Suara.com - Memperingati Hari Hipertensi Sedunia yang jatuh setiap 17 Mei, Philips HealthTech Indonesia sebagai bagian dari Royal Philips (NYSE: PHG, AEX: PHIA), melanjutkan komitmennya untuk menumbuhkan kesadaran tentang penyakit tidak menular (PTM) di Indonesia.
Berdasarkan data WHO yang dipublikasikan pada Mei 2014, hipertensi menempati urutan ke-7 pada 20 penyebab kematian tertinggi di Indonesia dengan tingkat kematian mencapai 42.226 atau 3,02 persen dari total kematian.
Perlu diketahui, hipertensi dikenal sebagai “the silent killer” karena gejalanya yang seringkali tidak disadari. Hipertensi dapat menyebabkan sejumlah penyakit mematikan seperti stroke yang berada di urutan pertama dalam daftar yang sama, serta penyakit jantung dan pembuluh darah.
Sebagai perusahaan yang berfokus kepada kesehatan, Philips ingin mengajak masyarakat untuk mengadopsi gaya hidup sehat dan menyadari pentingnya deteksi dini.
Hipertensi dapat berdampak pada otak dan merupakan salah satu penyebab utama atas sebagian besar tingkat kesakitan dan kematian dari penyakit-penyakit yang berhubungan dengan otak. Tidak hanya itu, hipertensi merupakan faktor risiko utama dari stroke dan merupakan penyebab utama penurunan kognitif dan demensia.
Baca Juga: Biar Nggak Hipertensi, Lakukan Ini!
Sekarang sudah menjadi rahasia umum bahwa ada hubungan linier antara tekanan darah dan tingkat kematian akibat stroke.
Secara umum, ada asumsi bahwa hipertensi biasanya diderita laki-laki. Namun, Riset Kesehatan Dasar (Riskesdas) 2013 menerbitkan bahwa pada usia 65 ke atas, prevalensi hipertensi pada wanita adalah 28,8, lebih tinggi daripada lelaki yang prevalensinya mencapai 22,8.
Dokter spesialis jantung dr. Arieska Ann Soenarta, SpJP, FIHA, FAsCC menjelaskan bahwa semakin tua seseorang, wajar apabila tekanan darah meningkat. Peningkatan tekanan darah juga dapat terjadi pada saat kehamilan.
Hormon estrogen memegang peranan penting dalam naiknya tekanan darah pada fase menopause yang menyebabkan hormon estrogen menurun, risiko hipertensi pun meningkat. Dokter Ann mengatakan ketika seorang perempuan berhenti menstruasi, maka hormon estrogennya akan menurun secara signifikan.
Hal ini, lanjut dia, dapat merusak sel endotel yang memicu plak di pembuluh darah. Plak di pembuluh darah dapat memicu tekanan darah tinggi yang menyebabkan penyakit kardiovaskular (Cardio Vascular Disease- CVD) dan bahkan stroke.
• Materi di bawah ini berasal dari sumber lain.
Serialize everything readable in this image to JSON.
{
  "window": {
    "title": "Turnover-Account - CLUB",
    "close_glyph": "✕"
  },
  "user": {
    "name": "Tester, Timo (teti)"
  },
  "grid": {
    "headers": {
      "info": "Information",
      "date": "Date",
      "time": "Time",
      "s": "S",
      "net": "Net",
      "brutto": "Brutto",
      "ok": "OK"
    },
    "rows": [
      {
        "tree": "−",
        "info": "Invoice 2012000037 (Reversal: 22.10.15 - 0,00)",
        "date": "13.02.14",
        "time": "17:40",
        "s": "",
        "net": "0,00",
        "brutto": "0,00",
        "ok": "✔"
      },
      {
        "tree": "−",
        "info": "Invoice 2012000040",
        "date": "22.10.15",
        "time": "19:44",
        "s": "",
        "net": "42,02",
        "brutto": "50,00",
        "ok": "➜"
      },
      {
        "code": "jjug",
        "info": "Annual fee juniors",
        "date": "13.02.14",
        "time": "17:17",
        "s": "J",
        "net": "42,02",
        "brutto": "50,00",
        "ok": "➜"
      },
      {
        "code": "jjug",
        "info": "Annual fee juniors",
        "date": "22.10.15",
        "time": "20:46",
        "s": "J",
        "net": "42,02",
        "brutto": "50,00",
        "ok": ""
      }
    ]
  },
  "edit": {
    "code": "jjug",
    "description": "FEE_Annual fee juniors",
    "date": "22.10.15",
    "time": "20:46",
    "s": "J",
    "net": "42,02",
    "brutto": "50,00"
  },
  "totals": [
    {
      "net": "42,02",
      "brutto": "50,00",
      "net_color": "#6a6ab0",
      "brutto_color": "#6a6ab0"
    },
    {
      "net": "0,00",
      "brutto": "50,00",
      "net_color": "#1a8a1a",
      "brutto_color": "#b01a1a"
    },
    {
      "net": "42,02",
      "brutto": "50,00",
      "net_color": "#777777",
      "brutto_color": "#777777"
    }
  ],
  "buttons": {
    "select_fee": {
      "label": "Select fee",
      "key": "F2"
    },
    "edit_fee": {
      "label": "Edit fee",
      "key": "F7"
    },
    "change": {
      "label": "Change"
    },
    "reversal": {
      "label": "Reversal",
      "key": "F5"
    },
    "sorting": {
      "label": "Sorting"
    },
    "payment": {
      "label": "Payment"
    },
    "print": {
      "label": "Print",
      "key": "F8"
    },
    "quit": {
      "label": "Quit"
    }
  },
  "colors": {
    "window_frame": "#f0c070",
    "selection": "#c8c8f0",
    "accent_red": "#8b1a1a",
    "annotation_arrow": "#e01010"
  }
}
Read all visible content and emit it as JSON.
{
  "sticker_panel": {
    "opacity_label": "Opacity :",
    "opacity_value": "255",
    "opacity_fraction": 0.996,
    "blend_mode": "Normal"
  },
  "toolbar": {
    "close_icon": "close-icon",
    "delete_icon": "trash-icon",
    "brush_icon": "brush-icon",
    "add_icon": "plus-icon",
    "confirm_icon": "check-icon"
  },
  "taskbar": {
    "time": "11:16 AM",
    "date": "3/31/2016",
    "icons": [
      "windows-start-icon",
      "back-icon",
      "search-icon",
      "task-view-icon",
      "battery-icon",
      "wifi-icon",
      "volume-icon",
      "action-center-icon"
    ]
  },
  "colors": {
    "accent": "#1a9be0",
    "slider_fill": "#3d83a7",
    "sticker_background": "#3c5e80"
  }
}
"Hal ini bukan menjadi masalah bagi lelaki. Penurunan hormon testosteron tidak terlalu berdampak pada risiko hipertensi, kecuali bila disertai gaya hidup tidak sehat, merokok maupun obesitas," jelas dr. Ann.
Tidak hanya CVD dan stroke, tambah dia, hipertensi juga merupakan faktor risiko utama yang menyebabkan Cardio Cerebro Vascular Disease (CCVD). Dokter Ann mengatakan bahwa kebanyakan kematian di dunia disebabkan oleh CCVD, baik pada lelaki maupun perempuan.
Baca Juga: Waspada! Botol Plastik dan Kaleng Picu Hipertensi
Diperkirakan akan terjadi peningkatan prevalensi CCVD di antara 2000-2025, mencapai 9 persen pada lelaki dan 13 persen pada perempuan.
"Bagi yang sudah menderita hipertensi, pengobatan menjadi penting untuk mengendalikan penyakit ini," kata dr. Ann lagi. Sedangkan untuk pencegahan, lanjut dia, kuncinya harus melakukan gaya hidup sehat, seperti kebiasaan makan yang sehat, teratur olahraga, menjaga berat badan tetap sehat dan tidak merokok, yang didukung oleh pemeriksaan rutin untuk memantau tekanan darah, kadar kolesterol dan glukosa.
"Sebagai Health Tech Company, kami terus berusaha mengedukasi perempuan mengenai risiko penyakit kardiovaskular, serta mengadvokasi kesehatan jantung sejak dini," ujar Presiden Direktur Philips Indonesia Suryo Suwignjo.